Wuthering Heights was published in 1847 so the "New Critics" especially tried to divest their analysis of the work from prior criticism that had focused not only on reader response and Bronte's intentions, but also sought to remove the work from its prior historical and cultural interpretations. Again, the focus of New Criticism was on the merits, or lack thereof, of the novel as art.
The careful, exacting scrutiny of the text characteristic of New Criticism, which was popular in the conservative era of the mid-twentieth century, certainly mitigates readers' emotional responses and their reactions to the tone and mood of Bronte's novel.Since New Criticism is a conservative approach to interpretation, isolating the text and blocking any interpretations based upon race, class, and gender, such interpretation discounts the dark intensity of the moors, the moods of Heathcliff, and the tumultuous interaction of characters. For, there is no emotional reaction with the New Criticism approach.
New Criticism affects the reader's perspective of the narrative of Wuthering Heights in the following ways:
- It divorces Bronte's text from the genre of Gothic and its place in literary history. Thus, the moods and tones set by the "wuthering heights," the winds and the fog on the heather, which does much to create the Gothic atmosphere is mitigated. This pervading tone underscores the tumultuous relatioship of Heathcliff and Catherine and creates much of the ambiguity.

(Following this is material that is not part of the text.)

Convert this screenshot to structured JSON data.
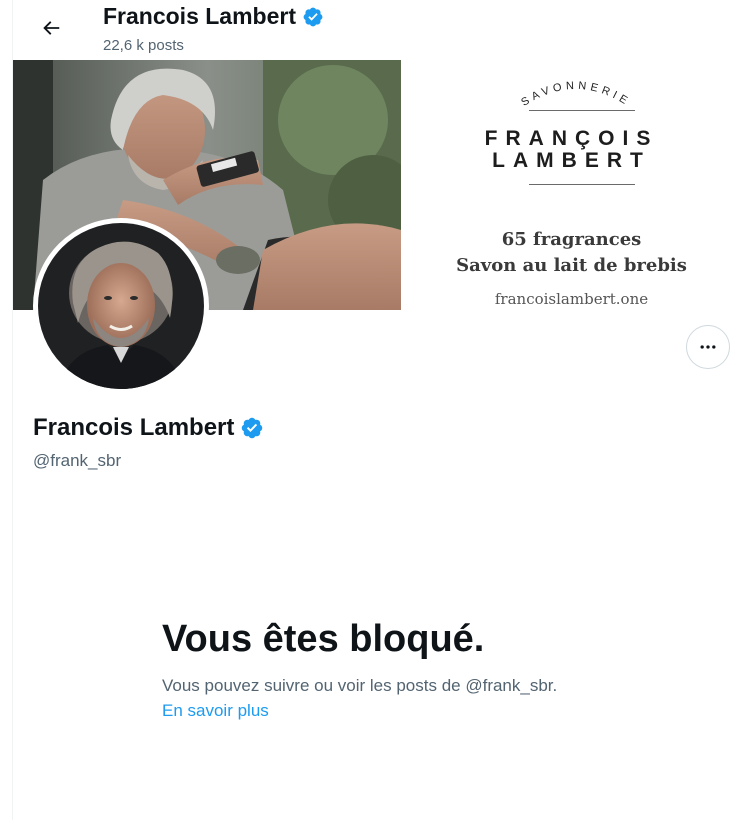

- It is disinterested in the human meaning, the societal function, and the effects of the narrative upon readers. The metaphysical passion of Heathcliff and Catherine, a passion stronger than death. if addressed, are isolated from other considerations, such as the impact upon the reader. In Chapter 3 Lockwood is placed in a room to sleep when he experiences the appearance of Catherine's spirit, an experience that causes Heathcliff to cry wildly,
"Come in! come in" he sobbed. "Cathy, do come. Oh do--once more! Oh, my heart's darling! hear me this time, Catherine; at last!"
- It places no emphasis upon Emily Bronte as the writer.
- It puts little emphasis upon reader response and seeks only for the total meaning of the work based upon the qualities that the novel itself possesses.